O grupo bipartidário de senadores que negociou o compromisso nos últimos quatro meses disse que foi uma oportunidade perdida de tentar fazer algum progresso em direção a uma das questões mais intratáveis ​​da política americana.

 

 

Num discurso no plenário do Senado pouco antes da votação, o senador republicano James Lankford, de Oklahoma, que elaborou a proposta, disse que era uma oportunidade para o Senado decidir “se não vamos fazer nada, ou algo assim”.

“É uma questão que atormenta, francamente, este órgão há décadas”, disse Lankford. “Já se passaram três décadas desde que aprovamos alguma lei para poder mudar a segurança das fronteiras.”

O senador independente Kyrsten Sinema, do Arizona, culpou os republicanos por não terem dado uma chance ao projeto.

“Finalmente, parecia que tínhamos a oportunidade de resolver o pesadelo que o meu estado viveu durante mais de 40 anos”, disse ela, repreendendo os republicanos por usarem a fronteira para “oportunidades fotográficas de campanha”, mas rejeitando a oportunidade de promulgar uma lei.

“Acontece que eles querem só conversa e nenhuma ação”, disse ela. “Acontece que a segurança das fronteiras não é um risco para a nossa segurança nacional.
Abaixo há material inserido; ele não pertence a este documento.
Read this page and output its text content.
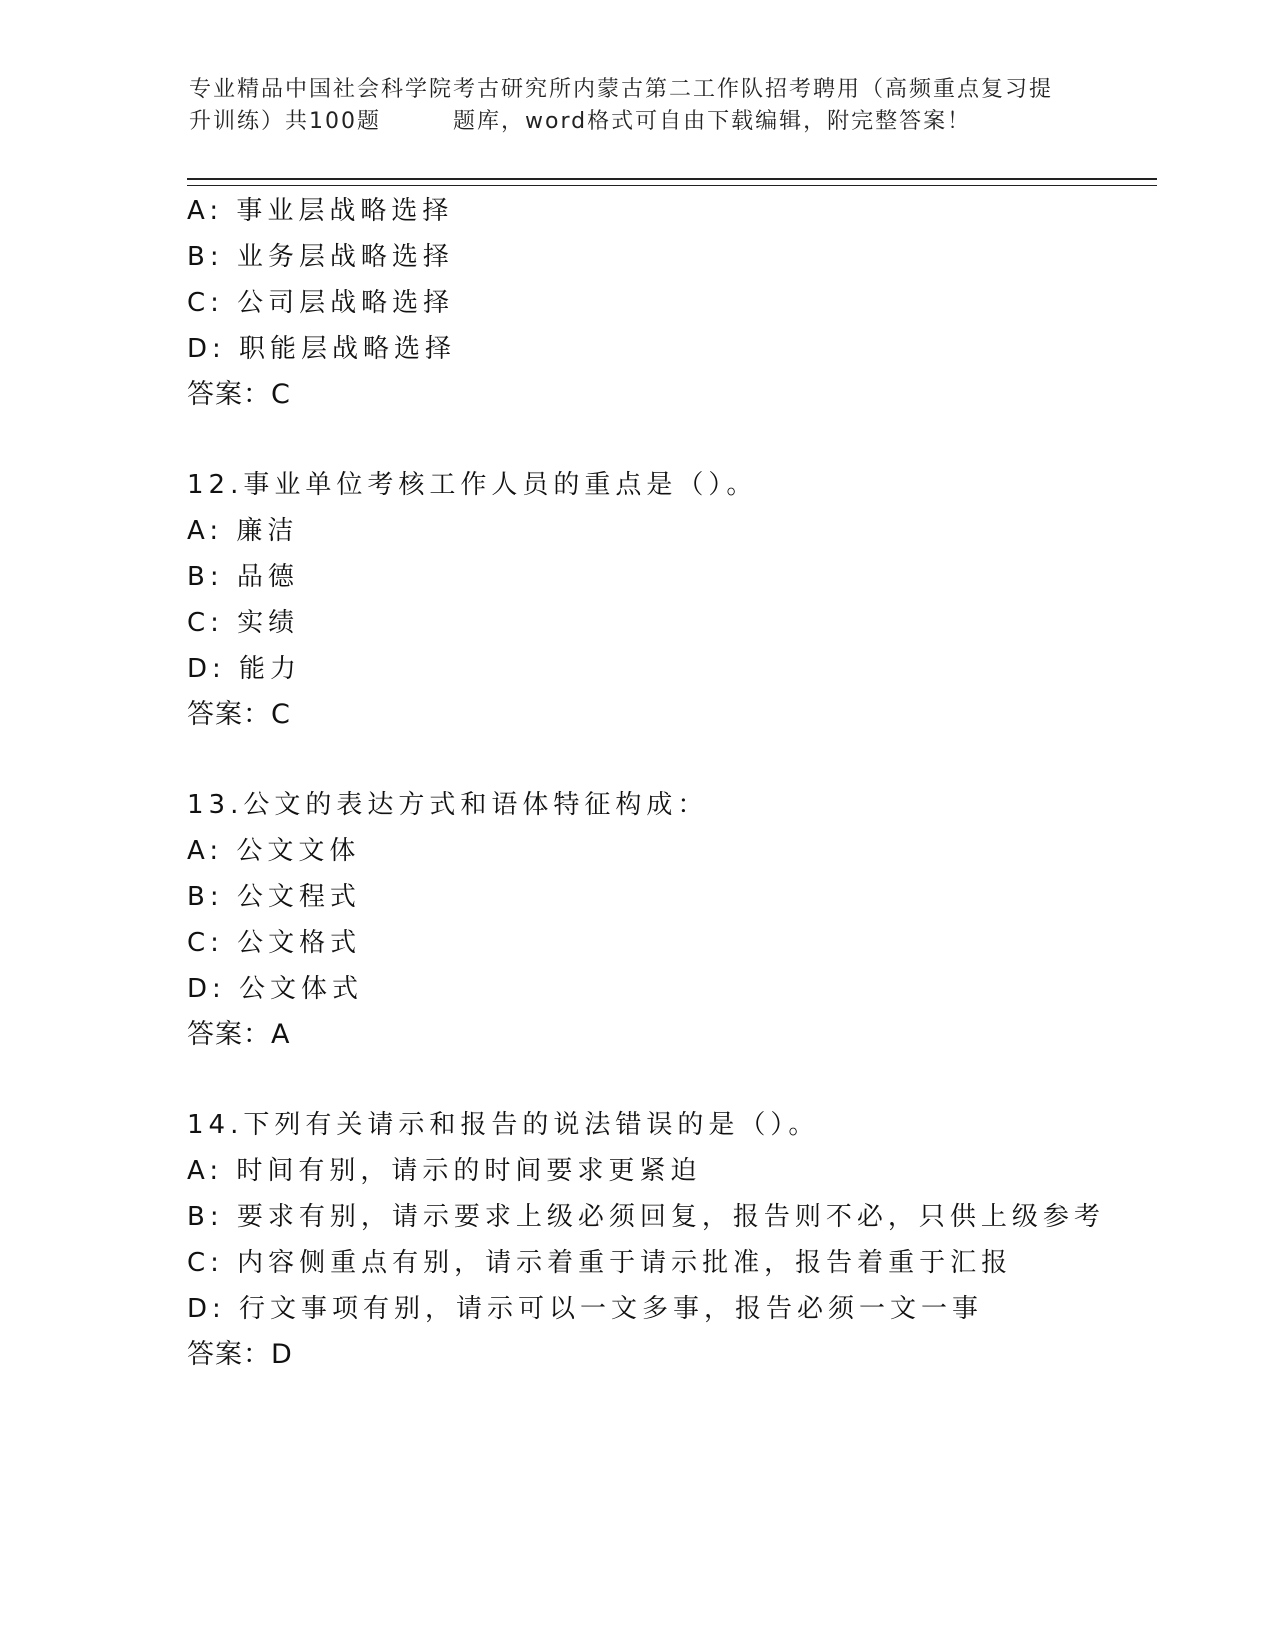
专业精品中国社会科学院考古研究所内蒙古第二工作队招考聘用（高频重点复习提
升训练）共100题	题库，word格式可自由下载编辑，附完整答案！
A: 事业层战略选择
B: 业务层战略选择
C: 公司层战略选择
D: 职能层战略选择
答案：C
12.事业单位考核工作人员的重点是（）。
A: 廉洁
B: 品德
C: 实绩
D: 能力
答案：C
13.公文的表达方式和语体特征构成：
A: 公文文体
B: 公文程式
C: 公文格式
D: 公文体式
答案：A
14.下列有关请示和报告的说法错误的是（）。
A: 时间有别，请示的时间要求更紧迫
B: 要求有别，请示要求上级必须回复，报告则不必，只供上级参考
C: 内容侧重点有别，请示着重于请示批准，报告着重于汇报
D: 行文事项有别，请示可以一文多事，报告必须一文一事
答案：D
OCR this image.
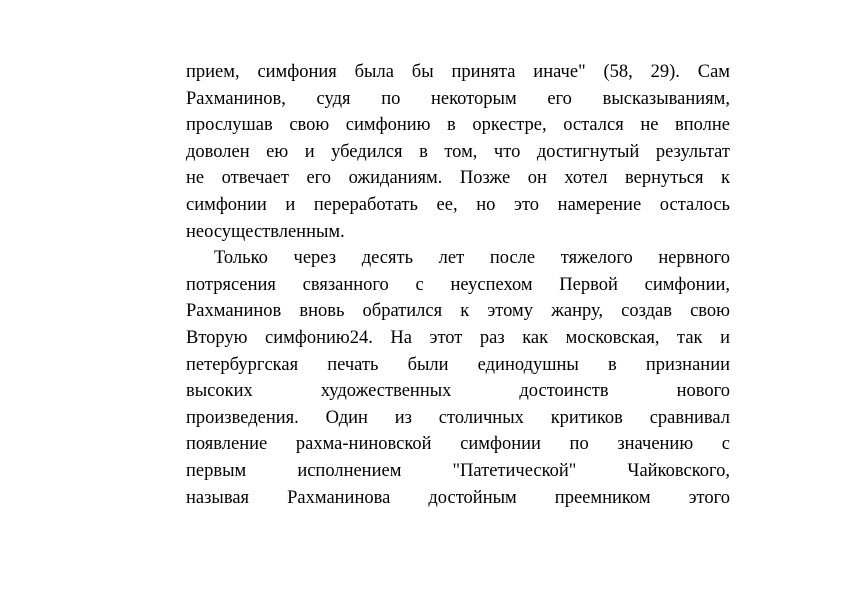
прием, симфония была бы принята иначе" (58, 29). Сам
Рахманинов, судя по некоторым его высказываниям,
прослушав свою симфонию в оркестре, остался не вполне
доволен ею и убедился в том, что достигнутый результат
не отвечает его ожиданиям. Позже он хотел вернуться к
симфонии и переработать ее, но это намерение осталось
неосуществленным.
Только через десять лет после тяжелого нервного
потрясения связанного с неуспехом Первой симфонии,
Рахманинов вновь обратился к этому жанру, создав свою
Вторую симфонию24. На этот раз как московская, так и
петербургская печать были единодушны в признании
высоких художественных достоинств нового
произведения. Один из столичных критиков сравнивал
появление рахма-ниновской симфонии по значению с
первым исполнением "Патетической" Чайковского,
называя Рахманинова достойным преемником этого
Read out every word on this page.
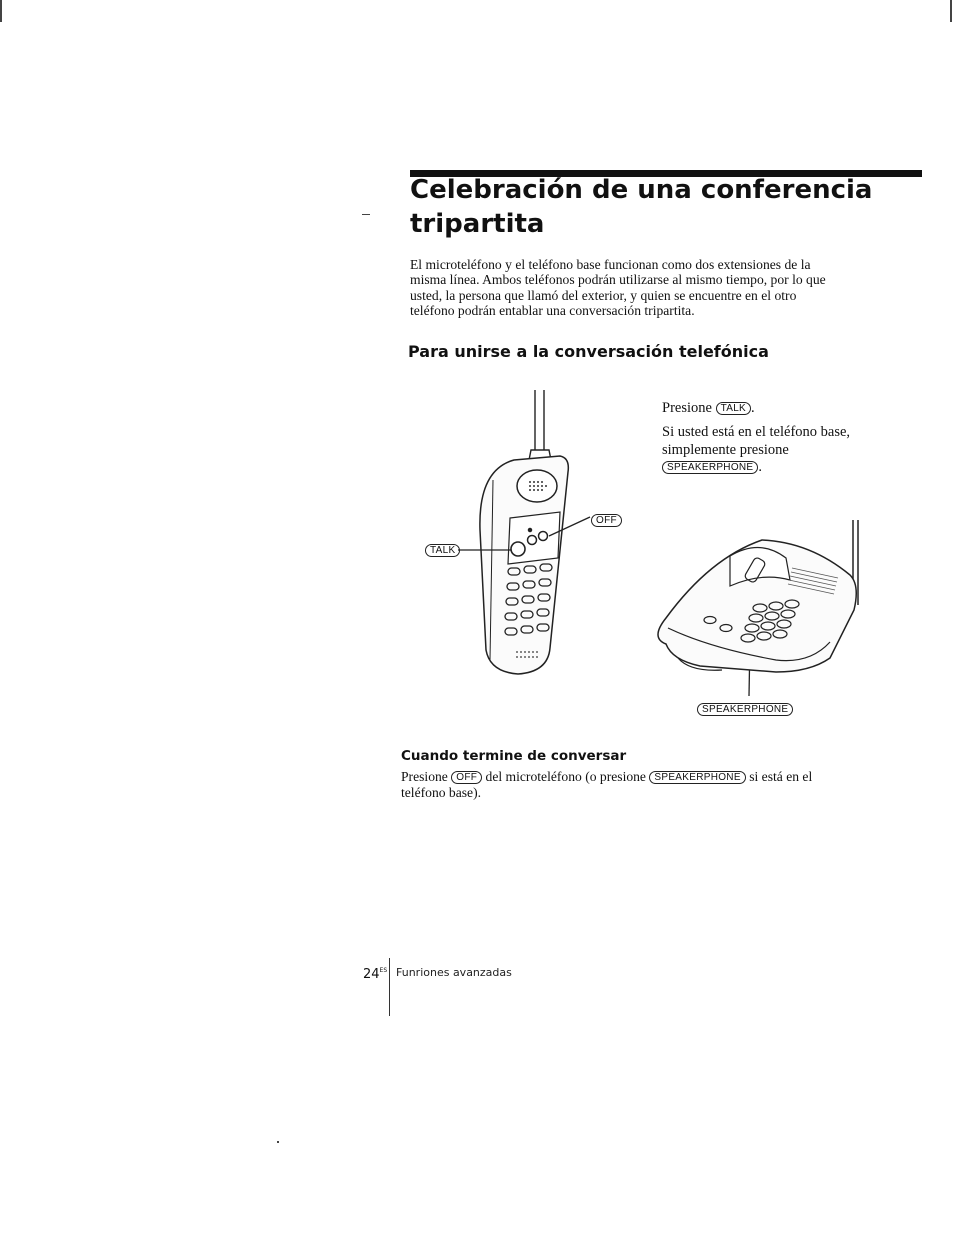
Celebración de una conferencia tripartita

El microteléfono y el teléfono base funcionan como dos extensiones de la misma línea. Ambos teléfonos podrán utilizarse al mismo tiempo, por lo que usted, la persona que llamó del exterior, y quien se encuentre en el otro teléfono podrán entablar una conversación tripartita.

Para unirse a la conversación telefónica
Presione TALK .

Si usted está en el teléfono base, simplemente presione
SPEAKERPHONE .

TALK
OFF
SPEAKERPHONE
Cuando termine de conversar

Presione OFF del microteléfono (o presione SPEAKERPHONE si está en el teléfono base).

$24^{ES}$ Funriones avanzadas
É apenas um ponto de discussão para a eleição.”

Quatro republicanos votaram a favor de avançar com a legislação e seis democratas votaram contra, alguns dos quais disseram que o compromisso fronteiriço foi longe demais.

Não está claro se um número suficiente de republicanos votará para avançar com a legislação autônoma para a ajuda durante a guerra, que também precisaria de 60 votos no Senado, com 51 votos a 49. Se fosse aprovado, ainda levaria dias para o Senado chegar à votação final.

Os republicanos ficaram profundamente divididos durante um almoço a portas fechadas enquanto debatiam como proceder com o pacote de financiamento, segundo os presentes. E o Senado ficou paralisado por horas enquanto os senadores negociavam emendas para o pacote independente.

À medida que alguns senadores republicanos se tornaram céticos em relação ao envio de dinheiro para a Ucrânia na sua guerra com a Rússia, Schumer disse que “a história lançará uma sombra permanente e vergonhosa” sobre aqueles que tentarem bloqueá-la.

“Será que o Senado enfrentará bandidos brutais como Vladimir Putin e garantirá aos nossos amigos no exterior que a América nunca os abandonará na hora da necessidade?” Schumer perguntou ao abrir o Senado.

Os cerca de 60 mil milhões de dólares em ajuda à Ucrânia estão parados no Congresso há meses devido à crescente oposição dos conservadores linha-dura na Câmara e no Senado, que a criticam como um desperdício e exigem uma estratégia de saída para a guerra.

“Ainda precisamos proteger as fronteiras dos Estados Unidos antes de enviar mais um centavo para o exterior”, escreveu o senador republicano Mike Lee, de Utah, em um post no X.

O impasse significa que os EUA suspenderam os envios de armas para Kiev num ponto crucial do conflito que já dura quase dois anos, deixando os soldados ucranianos sem munições e mísseis suficientes, enquanto o presidente russo, Putin, montava ataques implacáveis.

A causa da Ucrânia ainda conta com o apoio de muitos republicanos do Senado, incluindo o líder do Partido Republicano, Mitch McConnell, mas a questão que incomoda os legisladores sempre foi como elaborar um pacote que pudesse limpar a Câmara controlada pelos republicanos.

Uma combinação de políticas fronteiriças e ajuda aos aliados – proposta pela primeira vez pelos republicanos – pretendia ajudar a aprovar o pacote na Câmara, onde os arquiconservadores detêm o controlo. Mas os senadores do Partido Republicano – alguns poucos minutos após a divulgação do projeto de lei no domingo – rejeitaram o compromisso como política de ano eleitoral .

O financiamento em tempo de guerra também investiria na produção de defesa interna, enviaria financiamento para aliados na Ásia e forneceria 10 mil milhões de dólares para esforços humanitários na Ucrânia, Israel, Gaza e outros lugares.

Schumer disse que o pacote renovado incluiria legislação para autorizar sanções e ferramentas de combate à lavagem de dinheiro contra empresas criminosas que traficam fentanil para os EUA. Uma seção separada da legislação fronteiriça de compromisso que teria fornecido um caminho há muito esperado para a residência de dezenas de milhares de Os refugiados afegãos foram excluídos do projeto de lei reduzido.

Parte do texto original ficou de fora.